The last kind of error is the hardest of all to catch, because the specification of the program is a moving target; it is very rare to have a complete and exhaustive specification for a program. More usual is an incomplete specification, or problem statement that is difficult to test for. A program may appear to work, but inadequate testing has failed to uncover possible mismatches between the requirements in the program specification and outputs produced by the program. The strategy here is to make the specification clearer by adding constraints or more definite kinds of statements. Every clarification should lead to a test, or group of tests. A typical example is that of a sorting program that fails to mention what should happen in the case of repeated values in the input. Unless tests are made with these repeated values, the sort program cannot be said to be correct. Just because the specification did not mention the possibility does not mean that the program should not handle the repetitions. Very often common sense will lead you to a test that can reveal inadequacies in the specification. Of course if an error is uncovered by this thinking, so much the better.

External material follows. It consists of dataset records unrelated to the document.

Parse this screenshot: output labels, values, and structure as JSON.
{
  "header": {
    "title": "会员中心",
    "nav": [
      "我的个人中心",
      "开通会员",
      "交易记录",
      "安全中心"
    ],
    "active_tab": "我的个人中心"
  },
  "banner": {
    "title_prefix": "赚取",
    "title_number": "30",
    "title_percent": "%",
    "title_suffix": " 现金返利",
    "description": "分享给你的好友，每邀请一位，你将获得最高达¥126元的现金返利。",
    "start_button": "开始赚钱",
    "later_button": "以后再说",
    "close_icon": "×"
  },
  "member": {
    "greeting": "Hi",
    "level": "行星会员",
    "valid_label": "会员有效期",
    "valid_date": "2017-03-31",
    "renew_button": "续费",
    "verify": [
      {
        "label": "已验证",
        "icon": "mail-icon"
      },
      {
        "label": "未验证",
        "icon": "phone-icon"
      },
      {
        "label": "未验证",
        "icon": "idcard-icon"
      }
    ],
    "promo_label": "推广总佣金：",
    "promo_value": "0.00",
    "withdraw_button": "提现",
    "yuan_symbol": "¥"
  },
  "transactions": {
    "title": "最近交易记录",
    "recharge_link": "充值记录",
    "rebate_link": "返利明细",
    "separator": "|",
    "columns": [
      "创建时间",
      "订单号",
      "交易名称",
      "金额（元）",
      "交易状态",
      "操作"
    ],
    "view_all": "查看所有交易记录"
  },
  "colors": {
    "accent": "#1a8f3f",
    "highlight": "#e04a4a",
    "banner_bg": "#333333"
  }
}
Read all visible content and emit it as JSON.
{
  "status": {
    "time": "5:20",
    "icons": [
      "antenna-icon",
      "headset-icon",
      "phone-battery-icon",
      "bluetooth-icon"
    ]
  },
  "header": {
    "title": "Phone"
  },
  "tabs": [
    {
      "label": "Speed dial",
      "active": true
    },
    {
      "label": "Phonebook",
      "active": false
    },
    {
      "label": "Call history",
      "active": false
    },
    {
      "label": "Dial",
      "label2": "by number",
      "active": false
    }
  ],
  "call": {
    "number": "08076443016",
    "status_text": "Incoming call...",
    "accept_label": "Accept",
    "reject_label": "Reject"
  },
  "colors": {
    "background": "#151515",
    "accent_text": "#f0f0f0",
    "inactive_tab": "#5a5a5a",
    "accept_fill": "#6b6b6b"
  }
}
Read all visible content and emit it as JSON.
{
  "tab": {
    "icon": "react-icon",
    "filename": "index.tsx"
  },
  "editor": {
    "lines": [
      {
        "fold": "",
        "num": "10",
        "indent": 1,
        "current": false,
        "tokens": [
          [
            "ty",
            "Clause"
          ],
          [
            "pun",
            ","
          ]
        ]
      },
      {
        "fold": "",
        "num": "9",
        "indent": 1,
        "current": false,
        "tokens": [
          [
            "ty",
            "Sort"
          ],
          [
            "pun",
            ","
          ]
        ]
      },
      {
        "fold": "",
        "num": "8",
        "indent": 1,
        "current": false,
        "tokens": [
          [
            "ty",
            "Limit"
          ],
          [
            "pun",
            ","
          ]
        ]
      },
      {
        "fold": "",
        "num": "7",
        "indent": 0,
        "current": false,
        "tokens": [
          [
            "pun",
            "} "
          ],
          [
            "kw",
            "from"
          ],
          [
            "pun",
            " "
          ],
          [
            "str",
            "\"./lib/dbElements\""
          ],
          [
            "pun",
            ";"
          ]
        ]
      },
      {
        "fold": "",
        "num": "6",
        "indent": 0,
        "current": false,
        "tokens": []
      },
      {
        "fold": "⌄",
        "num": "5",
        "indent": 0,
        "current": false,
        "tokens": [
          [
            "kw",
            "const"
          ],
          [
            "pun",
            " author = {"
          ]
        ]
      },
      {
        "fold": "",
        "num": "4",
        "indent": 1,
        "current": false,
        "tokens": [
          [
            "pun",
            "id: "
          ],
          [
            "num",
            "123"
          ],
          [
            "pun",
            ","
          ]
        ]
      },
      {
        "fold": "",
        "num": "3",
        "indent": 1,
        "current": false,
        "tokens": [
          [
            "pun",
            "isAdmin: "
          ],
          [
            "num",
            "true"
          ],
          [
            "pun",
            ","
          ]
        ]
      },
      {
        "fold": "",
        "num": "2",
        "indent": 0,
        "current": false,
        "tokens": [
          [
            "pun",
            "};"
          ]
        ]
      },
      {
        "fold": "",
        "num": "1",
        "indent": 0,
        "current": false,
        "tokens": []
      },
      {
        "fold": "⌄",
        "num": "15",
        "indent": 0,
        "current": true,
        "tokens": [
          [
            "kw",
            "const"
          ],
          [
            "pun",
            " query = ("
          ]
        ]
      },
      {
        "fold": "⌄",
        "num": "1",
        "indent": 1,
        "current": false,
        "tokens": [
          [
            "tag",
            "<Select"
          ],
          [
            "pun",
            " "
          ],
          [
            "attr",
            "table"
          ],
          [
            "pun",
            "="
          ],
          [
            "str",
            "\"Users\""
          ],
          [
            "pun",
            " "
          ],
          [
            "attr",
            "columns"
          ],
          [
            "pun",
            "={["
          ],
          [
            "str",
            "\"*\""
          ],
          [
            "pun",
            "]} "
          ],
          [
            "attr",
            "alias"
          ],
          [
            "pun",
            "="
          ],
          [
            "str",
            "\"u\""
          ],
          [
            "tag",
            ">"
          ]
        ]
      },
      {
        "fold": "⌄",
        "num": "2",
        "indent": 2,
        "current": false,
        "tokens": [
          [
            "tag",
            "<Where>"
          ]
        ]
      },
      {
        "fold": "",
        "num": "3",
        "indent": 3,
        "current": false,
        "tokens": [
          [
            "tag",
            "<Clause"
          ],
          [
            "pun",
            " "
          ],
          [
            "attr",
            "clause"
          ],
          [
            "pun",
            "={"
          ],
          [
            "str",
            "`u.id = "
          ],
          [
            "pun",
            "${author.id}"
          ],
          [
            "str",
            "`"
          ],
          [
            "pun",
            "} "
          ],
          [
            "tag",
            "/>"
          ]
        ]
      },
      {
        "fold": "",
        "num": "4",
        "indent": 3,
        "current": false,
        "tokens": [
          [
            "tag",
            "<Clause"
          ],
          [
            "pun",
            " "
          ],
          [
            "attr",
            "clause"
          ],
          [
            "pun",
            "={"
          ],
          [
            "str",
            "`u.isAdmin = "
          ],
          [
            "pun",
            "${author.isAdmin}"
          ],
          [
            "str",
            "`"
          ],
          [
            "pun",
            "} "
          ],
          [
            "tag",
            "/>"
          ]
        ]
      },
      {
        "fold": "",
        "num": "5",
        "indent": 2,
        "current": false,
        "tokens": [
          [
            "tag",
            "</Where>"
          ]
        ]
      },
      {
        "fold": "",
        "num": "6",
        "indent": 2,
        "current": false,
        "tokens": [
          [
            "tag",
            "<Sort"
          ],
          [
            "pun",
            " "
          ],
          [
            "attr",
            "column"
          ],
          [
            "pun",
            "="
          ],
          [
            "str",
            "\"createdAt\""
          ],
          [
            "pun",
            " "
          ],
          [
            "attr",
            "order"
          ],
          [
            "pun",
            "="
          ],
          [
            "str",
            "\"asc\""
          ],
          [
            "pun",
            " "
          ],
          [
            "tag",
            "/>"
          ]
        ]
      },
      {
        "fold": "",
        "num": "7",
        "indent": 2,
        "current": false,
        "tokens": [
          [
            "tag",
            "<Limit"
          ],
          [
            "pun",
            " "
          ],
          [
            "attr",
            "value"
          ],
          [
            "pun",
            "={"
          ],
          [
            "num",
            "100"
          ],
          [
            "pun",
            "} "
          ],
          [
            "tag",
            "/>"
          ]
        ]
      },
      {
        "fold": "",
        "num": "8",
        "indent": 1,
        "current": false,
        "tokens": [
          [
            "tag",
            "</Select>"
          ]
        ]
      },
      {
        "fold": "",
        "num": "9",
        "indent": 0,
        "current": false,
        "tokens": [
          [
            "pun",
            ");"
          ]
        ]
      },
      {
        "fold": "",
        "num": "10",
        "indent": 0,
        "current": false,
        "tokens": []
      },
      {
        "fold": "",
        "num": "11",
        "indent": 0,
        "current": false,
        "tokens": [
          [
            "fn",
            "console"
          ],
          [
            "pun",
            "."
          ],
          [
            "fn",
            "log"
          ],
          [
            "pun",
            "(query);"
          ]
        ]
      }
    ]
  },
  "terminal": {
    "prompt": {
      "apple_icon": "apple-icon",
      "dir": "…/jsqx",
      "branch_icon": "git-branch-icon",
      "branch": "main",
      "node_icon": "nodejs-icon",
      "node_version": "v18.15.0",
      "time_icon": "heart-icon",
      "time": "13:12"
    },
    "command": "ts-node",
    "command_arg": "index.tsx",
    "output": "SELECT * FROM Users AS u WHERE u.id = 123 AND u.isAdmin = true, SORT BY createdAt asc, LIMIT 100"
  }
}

An Example: The miles per gallon problem

Problem statement: Print the average gas consumption in miles per gallon given a list of trips, each consisting of the number of miles traveled and the number of gallons used on that trip.

Design: the TDSR diagram shows a while loop, terminated by a sentinel value that accumulates total miles and total gallons. When the loop terminates the average mpg is calculated and printed.

[The dashed lines indicate more refinement in terms of variables and operations]

Testing this program should follow this sequence:

Try a sentinel alone, i.e. an empty list of trips. Since the totals of miles and gallons will both be zero, a message should tell the user that no trips have been read. At the very least the number of gallons should be tested as greater than zero, since dividing a number by zero (finding the average) will not work in this case.
Try one trip, with a number of miles and gallons that gives an easy average. 100 miles and 10 gallons would do. The average printed should be 10 mpg. Do this several times with different values, such as 1000 and 100, 10000 and 1000 etc. You could try very large numbers, such as 1000000000000, but the results will be unpredictable. You know that integers, even 32 bits long, have a finite, but very large maximum value. C++ will work with very large values, but produce erroneous results due to overflowing the size of the integer variables.
Try a few trips, again with values that you can work with in your head, or on paper (perhaps with a calculator). "A few" means whatever you can handle, but at least two.
If all these test succeed, then prepare a representative list of input values, either by collecting real data, or by using informed guesswork. In this case, assume you are going on a trip to Washington DC from Las Cruces, and work out some typical distances between stopping places and typical gas consumptions. Again there should be an independent way of checking the program's answer. The calculator will rescue you in this case, but you may have to use other manual methods.